Víctor se hundió en su cuello y respiró hondo. Todas las emociones que había despertado ELLA desde el momento en que la conoció llenaron la habitación. Ese cosquilleo en el estómago, como cuando la llevó a casa en coche por primera vez; esa ilusión que le llenaba cuando ELLA se reía a carcajadas; ese pánico cuando sentía que con ELLA no necesitaba nada más. Como cuando hacían el amor y él la miraba, tumbado, esperando que el tiempo se ralentizara para no perderse ni el recorrido de sus mechones de pelo moviéndose sobre él. ELLA era lo que lo llenaba todo. Como cuando hicieron el amor por última vez, cuando se despidieron, agarrándose con desespero, arrancándose sollozos.

Sintió un escalofrío en lo más hondo y supo que estaba a punto de correrse.

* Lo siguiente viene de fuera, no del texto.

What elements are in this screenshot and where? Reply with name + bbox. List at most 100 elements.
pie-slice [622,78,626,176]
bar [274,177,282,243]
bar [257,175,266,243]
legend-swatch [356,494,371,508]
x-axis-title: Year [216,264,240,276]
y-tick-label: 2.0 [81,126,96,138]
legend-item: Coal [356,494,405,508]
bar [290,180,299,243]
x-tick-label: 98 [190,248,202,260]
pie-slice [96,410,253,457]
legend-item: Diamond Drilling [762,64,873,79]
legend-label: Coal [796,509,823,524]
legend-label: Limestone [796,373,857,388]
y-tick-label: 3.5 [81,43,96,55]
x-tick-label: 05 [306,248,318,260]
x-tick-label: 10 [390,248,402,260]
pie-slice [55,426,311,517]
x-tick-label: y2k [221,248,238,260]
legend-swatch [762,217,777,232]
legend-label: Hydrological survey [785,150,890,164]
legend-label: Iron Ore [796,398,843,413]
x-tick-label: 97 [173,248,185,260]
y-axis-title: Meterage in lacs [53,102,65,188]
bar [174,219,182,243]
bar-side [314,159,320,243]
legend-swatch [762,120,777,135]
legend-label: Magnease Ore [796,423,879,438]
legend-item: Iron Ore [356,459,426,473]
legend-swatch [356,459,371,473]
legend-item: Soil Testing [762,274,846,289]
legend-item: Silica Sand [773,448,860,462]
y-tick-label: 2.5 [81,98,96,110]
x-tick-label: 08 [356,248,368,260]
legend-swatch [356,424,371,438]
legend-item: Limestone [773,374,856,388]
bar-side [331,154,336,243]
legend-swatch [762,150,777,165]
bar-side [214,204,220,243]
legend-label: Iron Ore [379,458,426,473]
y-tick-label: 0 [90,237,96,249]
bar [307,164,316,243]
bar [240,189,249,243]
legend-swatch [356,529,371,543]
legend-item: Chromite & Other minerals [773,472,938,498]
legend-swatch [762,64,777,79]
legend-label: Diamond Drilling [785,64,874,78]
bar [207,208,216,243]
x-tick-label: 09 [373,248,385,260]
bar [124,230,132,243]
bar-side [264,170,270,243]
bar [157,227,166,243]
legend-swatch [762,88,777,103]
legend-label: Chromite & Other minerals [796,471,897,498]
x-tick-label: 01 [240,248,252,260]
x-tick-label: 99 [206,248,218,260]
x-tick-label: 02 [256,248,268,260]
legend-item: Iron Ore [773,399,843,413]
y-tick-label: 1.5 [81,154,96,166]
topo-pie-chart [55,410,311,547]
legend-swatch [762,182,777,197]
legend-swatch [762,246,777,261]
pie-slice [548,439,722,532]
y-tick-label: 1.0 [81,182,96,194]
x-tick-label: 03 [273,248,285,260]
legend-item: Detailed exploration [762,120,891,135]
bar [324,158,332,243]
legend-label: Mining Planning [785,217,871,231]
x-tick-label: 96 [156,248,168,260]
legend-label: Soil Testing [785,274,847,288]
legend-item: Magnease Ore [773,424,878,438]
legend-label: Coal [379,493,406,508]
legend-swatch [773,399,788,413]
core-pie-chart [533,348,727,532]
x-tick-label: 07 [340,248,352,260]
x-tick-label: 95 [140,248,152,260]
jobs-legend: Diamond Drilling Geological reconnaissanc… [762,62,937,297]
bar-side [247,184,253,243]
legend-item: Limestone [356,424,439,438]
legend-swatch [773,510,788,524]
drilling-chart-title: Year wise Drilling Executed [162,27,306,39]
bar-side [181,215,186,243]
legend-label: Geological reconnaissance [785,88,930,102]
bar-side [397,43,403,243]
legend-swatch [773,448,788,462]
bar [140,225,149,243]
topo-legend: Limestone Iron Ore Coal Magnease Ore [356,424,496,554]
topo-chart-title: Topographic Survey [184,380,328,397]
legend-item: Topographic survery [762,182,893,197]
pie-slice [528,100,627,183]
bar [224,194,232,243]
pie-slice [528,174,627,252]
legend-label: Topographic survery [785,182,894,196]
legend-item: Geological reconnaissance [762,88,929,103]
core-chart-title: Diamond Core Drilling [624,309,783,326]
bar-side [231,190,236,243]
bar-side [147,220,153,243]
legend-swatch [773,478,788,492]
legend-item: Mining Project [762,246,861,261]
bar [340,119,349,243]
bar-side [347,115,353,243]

—Córrete, nena… Córrete conmigo.

Y con los ojos cerrados se acordó de ELLA desnuda sobre él en una habitación muy amplia. A la izquierda había un gran ventanal abierto. Las cortinas ondeaban a los lados y fuera se ponía el sol en aquella isla que siempre le había gustado tanto. Viajó al momento en el que se dio cuenta de que ya no podría negárselo por más tiempo.

—Te quiero, mi amor —le dijo aquella vez.

Y ELLA, sorprendida, sonrojada e ilusionada, le devolvió aquel te quiero, hundido en un sentido gemido. Con su pelo largo y de ese color, entre dorado y cobrizo. Con sus labios mullidos. Con sus pestañas largas. Con sus pechos redondos, pequeños pero firmes, que llenaban sus manos del latido desatado de su corazón. Siempre nerviosa, siempre a punto de teñir sus mejillas de rojo. Siempre esperando que él pudiera dar lo mejor de sí mismo…

El orgasmo fue confuso, como si apareciera por casualidad, como si no lo estuviera buscando. Como siempre que hacía el amor. Era como si buscando el modo de abrazarla más, de tenerla lo más cerca posible, hubiera encontrado que la única solución era hacerlo de aquella manera.

Le faltó el aire cuando necesitó decirle que la añoraba. Respiró profundamente y abrió los ojos dispuesto a besarla y a pedirle que no se marchara. Pero no la encontró. Encontró a otra persona…

Se dejó caer a un lado y maldijo entre dientes. Cristina, por su parte, se acurrucó mirándolo. Ella se preguntaba si lo que había tenido por un entretenimiento no podría convertirse en algo de verdad y para siempre… Alargó la mano y le acarició el pecho.

Víctor se incorporó incómodo, se puso un pantalón de pijama y se sentó en el borde de la cama, con la cabeza entre las manos.

—Lo siento, Cristina…

—¿Qué sientes? —Ella se incorporó detrás de él y le besó el hombro.

—Siento lo que acaba de pasar. Por favor, vete.

—Pero…

—Vete —le suplicó.

Cristina se levantó de entre las sábanas y se vistió. Ató cabos. No…, no había estado con ella en la cama, sino con esa chica…

—Víctor, si necesitas…

—No creo que debamos vernos más, Cristina.

Ella se marchó por el pasillo, avergonzada. Antes de irse dejó una tarjeta sobre la barra de la cocina con su teléfono y una nota: «Llámame si necesitas hablar». Pero sabía que él no la llamaría jamás. Y ella tampoco lo haría.

Víctor pasó más de una hora sentado en el borde de la cama, con los ojos perdidos en las vetas de la madera del suelo, pensando en todas las cosas que había hecho mal y en las pocas que podía alegrarse de haber hecho bien.

Todo había cambiado. Él podría empeñarse en seguir con su vida de antes, pero nada sería igual. Ella lo había cambiado, dándole a la palabra sexo muchas más letras…

Víctor alargó la mano por fin y cogió el teléfono móvil, que tenía cargando en una peana en la mesita de noche. Ojeó los mensajes y localizó el que quería recordar. Un mensaje que aún no había recibido contestación, y que no sabía si la tendría alguna vez: «Sé lo que dije. Sé que dije que era la última vez. Pero… necesito verte. Necesito olerte. Necesito que vuelvas a mirarme como aquella noche. Vuelve, por favor. Vuelve porque ya no te echo de menos. Ahora, simplemente, te necesito».

—Por favor, Valeria, vuelve… —susurró.